Dendam Bu Hanim telah mencapai tahap obsesi klinis. Ia tidak lagi peduli pada risiko; yang ia pedulikan hanyalah melihat Mulia Anggraeni menderita. Ia tidak akan membiarkan siapa pun, bahkan aparat hukum sekalipun, merusak keinginannya. Mulia kini tidak hanya menghadapi ancaman fisik, tetapi juga kekuatan hukum yang telah dibeli. Pertempuran sesungguhnya baru saja dimulai.
****
Ruangan rapat di kantor Ikhsan terasa pengap. Udara tegang menyelimuti Ikhsan dan Kartika saat mereka menonton siaran langsung konferensi pers kepolisian di layar besar. Wajah Komisaris Besar Haris terpampang jelas, memberikan keterangan akhir mengenai insiden penembakan di hari pernikahan.
Ikhsan duduk tegak, tangan kanannya menggenggam tangan Mulia yang tampak pucat.
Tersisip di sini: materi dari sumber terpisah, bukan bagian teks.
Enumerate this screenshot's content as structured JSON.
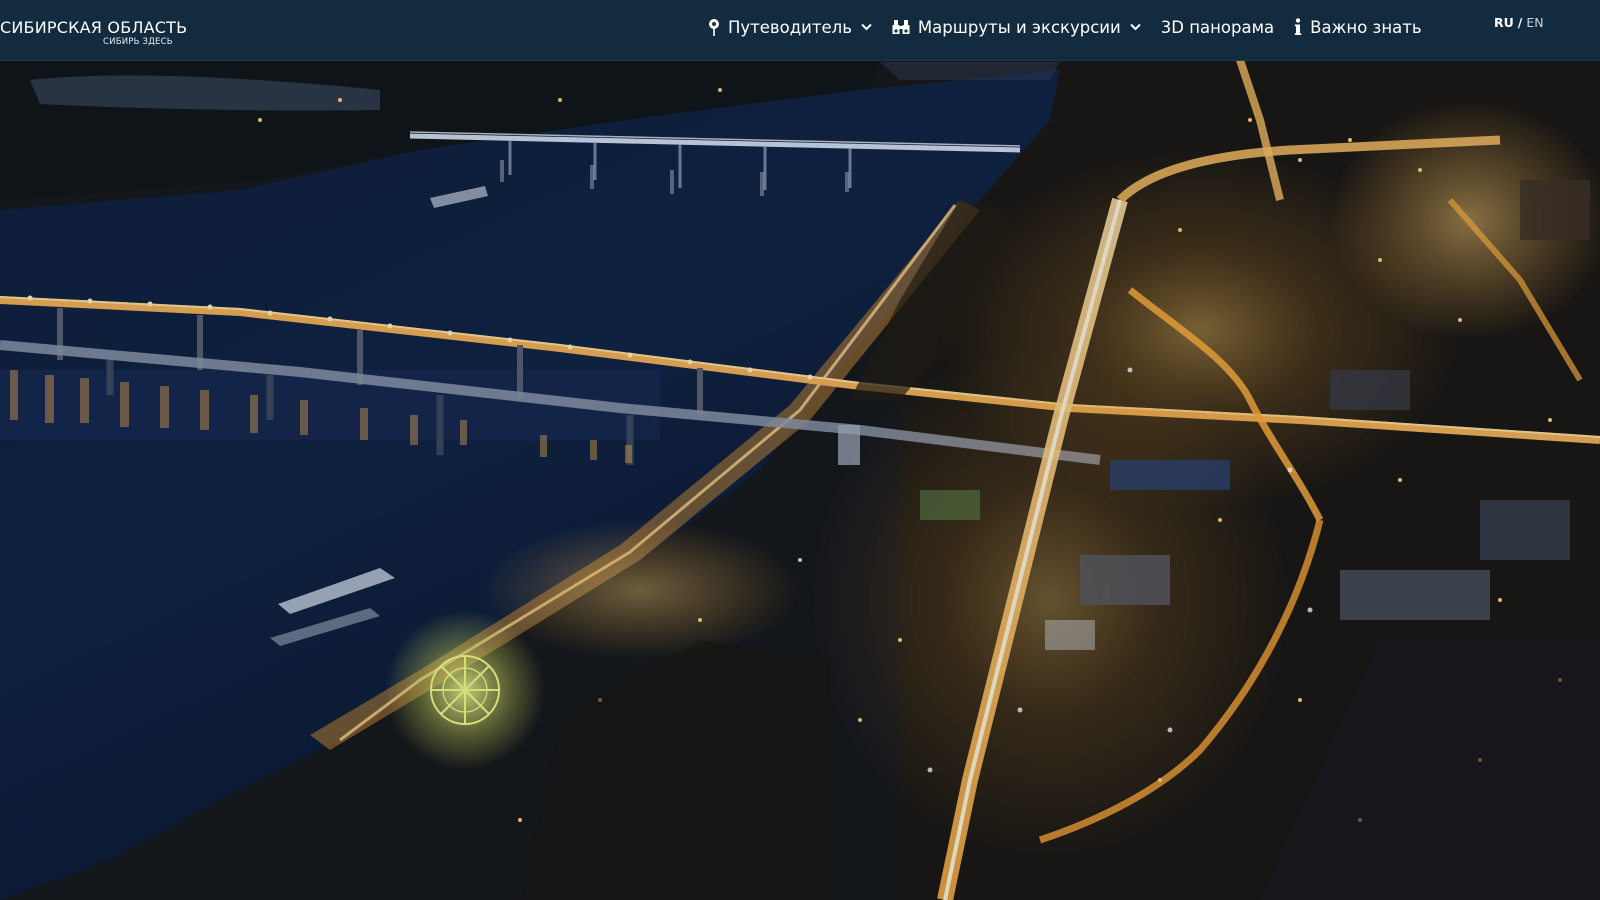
{
  "header": {
    "logo": {
      "title": "СИБИРСКАЯ ОБЛАСТЬ",
      "subtitle": "СИБИРЬ ЗДЕСЬ"
    },
    "nav": [
      {
        "label": "Путеводитель",
        "icon": "map-pin-icon",
        "has_dropdown": true
      },
      {
        "label": "Маршруты и экскурсии",
        "icon": "binoculars-icon",
        "has_dropdown": true
      },
      {
        "label": "3D панорама",
        "icon": null,
        "has_dropdown": false
      },
      {
        "label": "Важно знать",
        "icon": "info-icon",
        "has_dropdown": false
      }
    ],
    "languages": {
      "active": "RU",
      "separator": "/",
      "other": "EN"
    }
  },
  "hero": {
    "scene": "night-city-aerial-river-bridges"
  },
  "colors": {
    "header_bg": "#142e42",
    "river": "#0e1e3a",
    "city_light": "#f5a623",
    "text": "#ffffff"
  }
}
Ia yakin, kali ini kebenaran akan terungkap. Kartika duduk di sampingnya, wajahnya dipenuhi harapan.
"Setelah penyelidikan mendalam," ujar Komisaris Haris dengan nada resmi, "kami menyimpulkan bahwa insiden teror bersenjata yang terjadi di acara pernikahan Saudara Ikhsan dan Saudari Mulia Anggraeni, serta insiden penembakan Saudara Ikhsan sebelumnya, dilakukan oleh orang tak dikenal."
Jantung Ikhsan mencelos. Mulia tersentak. Kartika memejamkan mata sejenak, seolah menahan napas.
Komisaris Haris melanjutkan, kata-katanya menusuk seperti belati dingin. "Kami menemukan indikasi kuat bahwa motif pelaku adalah dendam pribadi terhadap Rumah Sakit Medika Sejahtera terkait kasus dugaan malpraktik yang tidak terselesaikan."
DUGAAN MALPRAKTIK. Dua kata itu menghantam Ikhsan dan Mulia.
"Dan saya tegaskan," kata Haris, menatap lurus ke kamera, "bahwa dugaan tersangka utama adalah Nyonya Hanim Wibowo, tidak memiliki keterkaitan langsung dengan serangkaian teror dan kekerasan ini. Kami menganggap klaim-klaim yang beredar hanyalah spekulasi tanpa dasar hukum."
Layar dimatikan. Ruangan itu sunyi sejenak, hanya ada suara napas berat.
"Tidak!" Ikhsan membanting tangannya ke meja. Wajahnya memerah padam. "Ini tidak mungkin! Mereka berbohong! Bu Hanim berbohong dan menyuap mereka!"
"Ikhsan, tenang!" Kartika mencoba menenangkan, meskipun suaranya sendiri bergetar. Ia menatap putranya dengan keputusasaan.